Borgsjõ balançou a cabeça, pensativo.

— Está bem. O jeito é ir resolvendo os problemas à medida que eles aparecerem.

Annika Giannini estava não só cansada como irritada na quarta-feira à noite, quando pegou o X2000 na estação central de Gõteborg para voltar a Estocolmo. Tinha a impressão de estar morando no trem naquele último mês. A família fora relegada a segundo plano. Foi buscar um café no vagão--restaurante e, ao retornar ao seu lugar, abriu a pasta que continha as anotações de sua última entrevista com Lisbeth Salander. Ela também era uma das razões de seu cansaço e irritação.

Ela está escondendo coisas, pensou Annika Giannini. Essa idiota não está me dizendo a verdade. E o Mike também está me ocultando alguma coisa. Só Deus sabe o que eles estão aprontando.

Considerando-se que não houvera nenhuma comunicação entre seu irmão e sua cliente, as manobras deles — se é que havia manobra — deviam ser fruto de algum acordo tácito e natural.
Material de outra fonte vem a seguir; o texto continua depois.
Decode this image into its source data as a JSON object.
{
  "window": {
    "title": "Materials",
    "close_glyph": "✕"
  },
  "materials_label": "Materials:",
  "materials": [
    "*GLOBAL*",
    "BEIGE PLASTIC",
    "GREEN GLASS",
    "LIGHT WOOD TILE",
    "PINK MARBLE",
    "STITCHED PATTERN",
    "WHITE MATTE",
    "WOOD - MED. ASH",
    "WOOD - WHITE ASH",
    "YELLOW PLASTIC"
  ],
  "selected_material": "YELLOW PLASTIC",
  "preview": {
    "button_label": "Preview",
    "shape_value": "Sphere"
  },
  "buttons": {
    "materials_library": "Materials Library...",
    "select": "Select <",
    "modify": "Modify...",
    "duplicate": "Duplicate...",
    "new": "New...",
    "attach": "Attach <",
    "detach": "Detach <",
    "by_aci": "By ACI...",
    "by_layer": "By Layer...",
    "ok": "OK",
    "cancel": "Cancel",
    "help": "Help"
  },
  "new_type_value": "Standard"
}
Ela não sabia do que se tratava, mas supunha ser algo que Mikael Blomkvist julgava importante esconder.

Temia que fosse alguma questão moral, o ponto fraco de seu irmão. Ele era amigo de Lisbeth Salander. Annika o conhecia muito bem e sabia que ele era leal até as raias da estupidez com aqueles que classificava definitivamente como amigos, mesmo que o amigo em questão fosse insuportável e estivesse errado de A a Z. Ela também sabia que Mikael era capaz de tolerar muitas bobagens, mas que havia uma fronteira que não podia ser ultrapassada. Em que ponto exatamente se situava essa fronteira, isso variava de acordo com a pessoa, mas ela sabia que duas ou três vezes Mikael rompera com amigos próximos porque eles tinham se comportado de um jeito que ele considerava imoral ou inaceitável. Nesses casos, ficava intransigente. A ruptura era total, definitiva e irrevogável. Mikael nem atendia mais o telefone, mesmo que a pessoa em questão estivesse ligando para se ajoelhar aos seus pés e pedir perdão.

Annika Giannini sabia muito bem o que Mikael Blomkvist tinha em mente. Em compensação, não fazia idéia do que se passava pela cabeça de Lisbeth Salander. Em alguns momentos, tinha a impressão de que nela reinava o vazio absoluto.

Mikael insinuara que Lisbeth Salander podia se mostrar explosiva e extremamente reservada com as pessoas à sua volta. Antes de conhecê-la, Annika pensava que seria uma situação passageira e que tudo era uma questão de confiança. Mas constatara, depois de um mês de convívio — embora as duas primeiras semanas não contassem, já que Lisbeth estava muito fraca para conversar —, que a comunicação quase sempre se dava num sentido só.